Dev-Workflow Transitions

After completing the kernel’s first objective, an immediate workflow gap surfaced: the dev-workflow skill had no mechanism to transition between objectives. Finishing an objective meant manually closing GitHub issues, clearing planning documents, and figuring out what to do with incomplete sub-issues — all outside the structured workflow that handled everything else.

The fix split the monolithic planning command into dedicated phase and objective sub-commands, each with a transition closeout step. The closeout assesses completion status on GitHub, presents a summary, and asks the user to disposition any incomplete work — carry it forward or move it to the backlog. The core principle: no orphaned issues. Carry-forward items get atomically re-parented to the new objective after it’s created, and only then is the old objective closed.

This shipped as tau-marketplace v0.1.0 — the first minor release of the dev-workflow skill set.

Objective #2: Kernel Interface

With the core loop complete, we turned to the kernel’s next objective: its HTTP interface, the sole extensibility boundary through which external services connect. What started as “wire up ConnectRPC” became a deeper architecture session that surfaced foundational decisions:

Agent registry — callers shouldn’t pass full agent configs. The kernel needs named agent registration with capability awareness, similar to how Claude exposes Opus, Sonnet, and Haiku as named models.
Sessions as context boundary — the kernel isn’t one-per-session. It’s a singleton managing multiple sessions, with every subsystem integration scoped to a session.
Streaming-first — rather than building around blocking calls and retrofitting streaming later, the kernel loop should use ToolsStream from the start. The plumbing already exists in the agent subsystem.
Pure HTTP + SSE over ConnectRPC — following the kernel’s own principle of simple, composable patterns over complex frameworks.

The objective decomposed into 6 sub-issues with a clean dependency graph: three independent foundations (streaming tools, agent registry, observer), a central integration piece (multi-session kernel refactor), and the HTTP layer on top.

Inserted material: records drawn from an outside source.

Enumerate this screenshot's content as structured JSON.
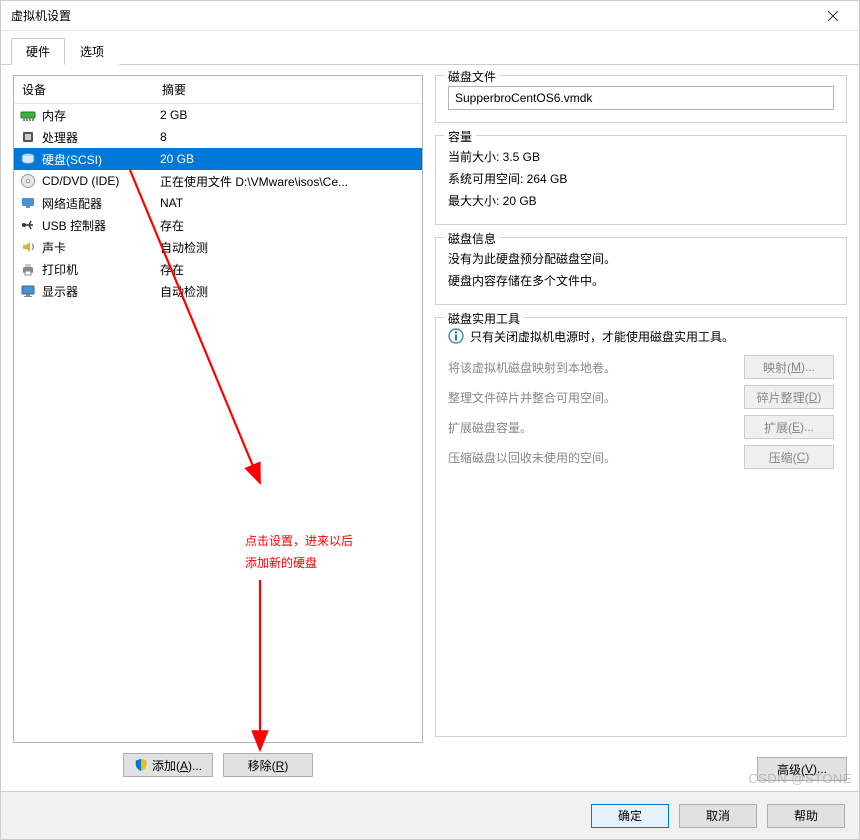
{
  "window": {
    "title": "虚拟机设置"
  },
  "tabs": {
    "hardware": "硬件",
    "options": "选项"
  },
  "list": {
    "col_device": "设备",
    "col_summary": "摘要",
    "rows": [
      {
        "icon": "memory",
        "label": "内存",
        "summary": "2 GB"
      },
      {
        "icon": "cpu",
        "label": "处理器",
        "summary": "8"
      },
      {
        "icon": "disk",
        "label": "硬盘(SCSI)",
        "summary": "20 GB",
        "selected": true
      },
      {
        "icon": "cd",
        "label": "CD/DVD (IDE)",
        "summary": "正在使用文件 D:\\VMware\\isos\\Ce..."
      },
      {
        "icon": "net",
        "label": "网络适配器",
        "summary": "NAT"
      },
      {
        "icon": "usb",
        "label": "USB 控制器",
        "summary": "存在"
      },
      {
        "icon": "sound",
        "label": "声卡",
        "summary": "自动检测"
      },
      {
        "icon": "printer",
        "label": "打印机",
        "summary": "存在"
      },
      {
        "icon": "display",
        "label": "显示器",
        "summary": "自动检测"
      }
    ]
  },
  "left_buttons": {
    "add": "添加(A)...",
    "remove": "移除(R)"
  },
  "disk_file": {
    "title": "磁盘文件",
    "value": "SupperbroCentOS6.vmdk"
  },
  "capacity": {
    "title": "容量",
    "current": "当前大小: 3.5 GB",
    "sys_free": "系统可用空间: 264 GB",
    "max": "最大大小: 20 GB"
  },
  "disk_info": {
    "title": "磁盘信息",
    "line1": "没有为此硬盘预分配磁盘空间。",
    "line2": "硬盘内容存储在多个文件中。"
  },
  "disk_util": {
    "title": "磁盘实用工具",
    "notice": "只有关闭虚拟机电源时，才能使用磁盘实用工具。",
    "map_desc": "将该虚拟机磁盘映射到本地卷。",
    "map_btn": "映射(M)...",
    "defrag_desc": "整理文件碎片并整合可用空间。",
    "defrag_btn": "碎片整理(D)",
    "expand_desc": "扩展磁盘容量。",
    "expand_btn": "扩展(E)...",
    "compact_desc": "压缩磁盘以回收未使用的空间。",
    "compact_btn": "压缩(C)"
  },
  "advanced_btn": "高级(V)...",
  "bottom": {
    "ok": "确定",
    "cancel": "取消",
    "help": "帮助"
  },
  "annotation": {
    "line1": "点击设置，进来以后",
    "line2": "添加新的硬盘"
  },
  "watermark": "CSDN @STONE"
}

First Interface Foundations

Two of those three foundations shipped this week. The streaming tools protocol (PR #30) aligned the kernel’s ToolCall type directly with the LLM API wire format, eliminating a custom serialization layer that was dropping streaming continuation chunks. The agent registry (PR #31) introduced named agent registration with lazy instantiation — register a fleet of agents at startup without paying the initialization cost for ones that never get used.

Looking Ahead

The observer subsystem is the remaining foundation piece. Once it’s in place, the multi-session kernel refactor can begin — the central integration work that composes streaming, registry, and observer into a kernel that manages concurrent sessions with named agent selection. The HTTP layer sits on top of that. The kernel is starting to look like a service.